How Research and Strategy Beat an 89% Approval Rating

12 months ago 28

I recently listened to an episode of Rob Lowe’s podcast, Literally! With Rob Lowe, which featured an interview with George Stephanopoulos. While the episode lasts over an hour, there is one thing Stephanopoulos mentions 17 minutes and 35 seconds...

I recently listened to an episode of Rob Lowe’s podcast, Literally! With Rob Lowe, which featured an interview with George Stephanopoulos. While the episode lasts over an hour, there is one thing Stephanopoulos mentions 17 minutes and 35 seconds in that struck me.

Actually, it’s three things.

Rob Lowe Literally podcast George Stephanopoulos

First, it’s important to be aware of Stephanopoulos’s previous life prior to his current Good Morning America and This Week anchor duties for ABC. He came from politics, working as a congressman’s aide, and then on the Michael Dukakis presidential campaign. Most notably, he worked alongside David Wilhelm and James Carville on Bill Clinton’s 1992 presidential campaign and later served as an advisor for Clinton in the White House.

In the podcast, Lowe and Stephanopoulos are discussing The War Room, a 1993 documentary that followed the first Clinton campaign. It’s easy now to forget how strong a candidate George H.W. Bush really was. His 60.8% average approval rating is the third highest among the past thirteen U.S. presidents, behind only John F. Kennedy and Dwight Eisenhower. Just after the end of the first Gulf War, in February 1991, Bush’s approval rating was 89%. How could he have lost the election just a year and a half later? A year and a half is an eternity in politics, and Clinton had some ninja strategists that would expose Bush’s flaws. James Carville was absolutely one of those strategists. As Stephanopoulos explains in the podcast, Carville was made to run a presidential campaign at that moment in time.

Next, Lowe asks a great question. “What was his special sauce for that moment in time, and why isn’t it the special sauce for today?”

Stephanopoulos says Carville had a three-part strategy/haiku that worked so effectively.

“It’s the economy, stupid.” Don’t forget health care Change vs. more of the same

As Stephanopoulos explains, everything every single person associated with the campaign said every single day had to fit into one of the above, if not, all three frames. It was the magic of distilling an entire campaign into three simple things. He admits Clinton was unusually skilled at pulling it off and not every candidate would have been, but it is the law of focus that Carville mastered perfectly.

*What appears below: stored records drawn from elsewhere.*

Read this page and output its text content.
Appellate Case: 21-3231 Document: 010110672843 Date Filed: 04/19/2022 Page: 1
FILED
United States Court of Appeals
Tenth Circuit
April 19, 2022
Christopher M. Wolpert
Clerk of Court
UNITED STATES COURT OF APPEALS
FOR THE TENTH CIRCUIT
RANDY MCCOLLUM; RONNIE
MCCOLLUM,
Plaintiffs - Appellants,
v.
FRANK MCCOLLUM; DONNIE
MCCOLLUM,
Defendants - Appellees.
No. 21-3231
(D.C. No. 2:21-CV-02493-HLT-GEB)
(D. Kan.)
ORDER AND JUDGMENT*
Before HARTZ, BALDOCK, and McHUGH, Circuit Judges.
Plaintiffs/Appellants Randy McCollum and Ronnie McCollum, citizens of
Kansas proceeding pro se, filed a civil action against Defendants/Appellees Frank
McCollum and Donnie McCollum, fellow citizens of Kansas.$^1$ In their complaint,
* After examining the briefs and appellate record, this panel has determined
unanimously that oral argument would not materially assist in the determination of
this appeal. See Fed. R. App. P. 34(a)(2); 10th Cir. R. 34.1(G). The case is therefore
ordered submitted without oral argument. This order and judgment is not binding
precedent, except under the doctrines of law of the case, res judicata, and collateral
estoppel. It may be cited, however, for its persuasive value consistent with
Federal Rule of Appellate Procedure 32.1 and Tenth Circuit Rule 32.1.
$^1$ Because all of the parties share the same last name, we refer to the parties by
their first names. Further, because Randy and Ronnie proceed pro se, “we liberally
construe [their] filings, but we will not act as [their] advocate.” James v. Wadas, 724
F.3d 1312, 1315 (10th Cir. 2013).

“Good Morning America” and “This Week” anchor George Stephanopoulos (Photo credit: Mark Reinstein/Shutterstock)

And yet, how many brands try to sell too many things? How many messages do your advertisers attempt to squeeze into a spot? How many points are you trying to push into a promo? Whether or not your brand is good at many things really doesn’t matter.

The point is your audience will only remember one or two.

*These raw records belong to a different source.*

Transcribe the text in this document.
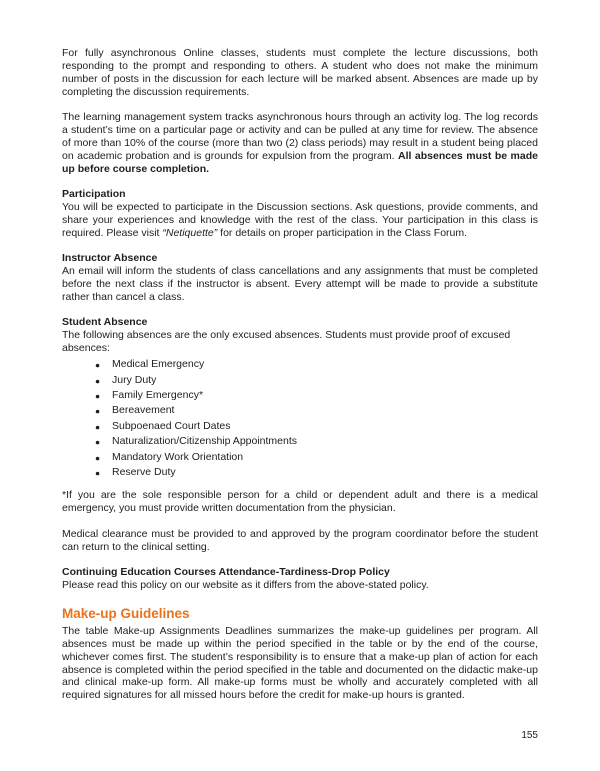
For fully asynchronous Online classes, students must complete the lecture discussions, both responding to the prompt and responding to others. A student who does not make the minimum number of posts in the discussion for each lecture will be marked absent. Absences are made up by completing the discussion requirements.

The learning management system tracks asynchronous hours through an activity log. The log records a student’s time on a particular page or activity and can be pulled at any time for review. The absence of more than 10% of the course (more than two (2) class periods) may result in a student being placed on academic probation and is grounds for expulsion from the program. All absences must be made up before course completion.

Participation

You will be expected to participate in the Discussion sections. Ask questions, provide comments, and share your experiences and knowledge with the rest of the class. Your participation in this class is required. Please visit “Netiquette” for details on proper participation in the Class Forum.

Instructor Absence

An email will inform the students of class cancellations and any assignments that must be completed before the next class if the instructor is absent. Every attempt will be made to provide a substitute rather than cancel a class.

Student Absence

The following absences are the only excused absences. Students must provide proof of excused absences:

● Medical Emergency
● Jury Duty
● Family Emergency*
● Bereavement
● Subpoenaed Court Dates
● Naturalization/Citizenship Appointments
● Mandatory Work Orientation
● Reserve Duty

*If you are the sole responsible person for a child or dependent adult and there is a medical emergency, you must provide written documentation from the physician.

Medical clearance must be provided to and approved by the program coordinator before the student can return to the clinical setting.

Continuing Education Courses Attendance-Tardiness-Drop Policy

Please read this policy on our website as it differs from the above-stated policy.

Make-up Guidelines

The table Make-up Assignments Deadlines summarizes the make-up guidelines per program. All absences must be made up within the period specified in the table or by the end of the course, whichever comes first. The student’s responsibility is to ensure that a make-up plan of action for each absence is completed within the period specified in the table and documented on the didactic make-up and clinical make-up form. All make-up forms must be wholly and accurately completed with all required signatures for all missed hours before the credit for make-up hours is granted.

155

Research is highly effective when it is utilized to identify strengths, weaknesses, and opportunities and is followed up with a highly focused strategy to take advantage of what has been learned.

If a presidential candidate with an 89% approval rating can lose an election less than two years later, never believe you can’t win the battle with the right research, strategy, and execution.

That also means you should never believe you can’t lose the battle when it’s used against you.